Question

a. A cylinder of gas is assumed to contain $11.2kg$ of butane. If a normal family needs $20000kJ$ of energy per day for cooking, how long will the cylinder last? Given that the heat of combustion of butane is $2658kJmo{l}^{-1}$.
b. If the air supply of the burner is insufficient (i.e. you have a yellow instead of blue flame), a portion of the gas escapes without combustion. Assuming that $30\%$ of the gas is wasted due to this inefficiency, how long would the cylinder last?

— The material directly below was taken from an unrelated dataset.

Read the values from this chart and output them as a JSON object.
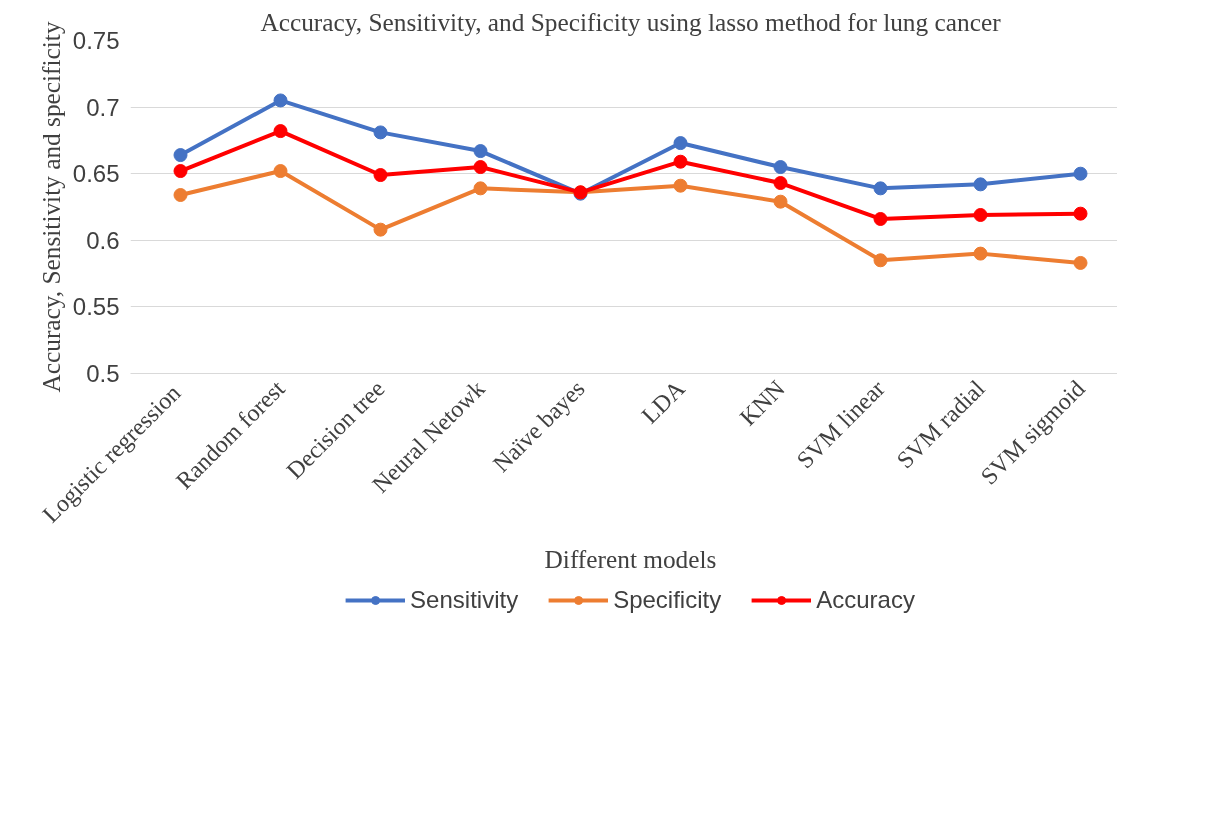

• A. a. $26$ days , b. $18$ days
• B. a. $17$ days , b. $26$ days
• C. a. $16$ days , b. $17$ days
• D. None of these

Answer 1

Answer: (A)

a. $26$ days , b. $18$ days

Molecular mass of butane,

$C_4{H}_{10}=58$g $mo{l}^{-1}$

$58$g of butane on combustion give $2658$ kJ of heat

$\therefore 11.2$kg or $11.2\times {10}^3$g of butane would yield

$\frac{2658kJ\times 11.2\times {10}^{3}g}{58g}=513268.97$kJ

The daily requirement of energy $=20,000$ kJ/day

$\therefore$ Number of days the cylinder would last

$=\frac{513268.97kJ}{20000kJ/day}=26$days.

Since $30$ per cent of the gas is wasted due to incomplete combustion, the amount of heat produced per cylinder.

$=513268.97\times \frac{70}{100}kJ=359288.28$kJ

$\therefore$ Number of days the cylinder would last

$=\frac{359288.28kJ}{20000kJ/day}=18$days.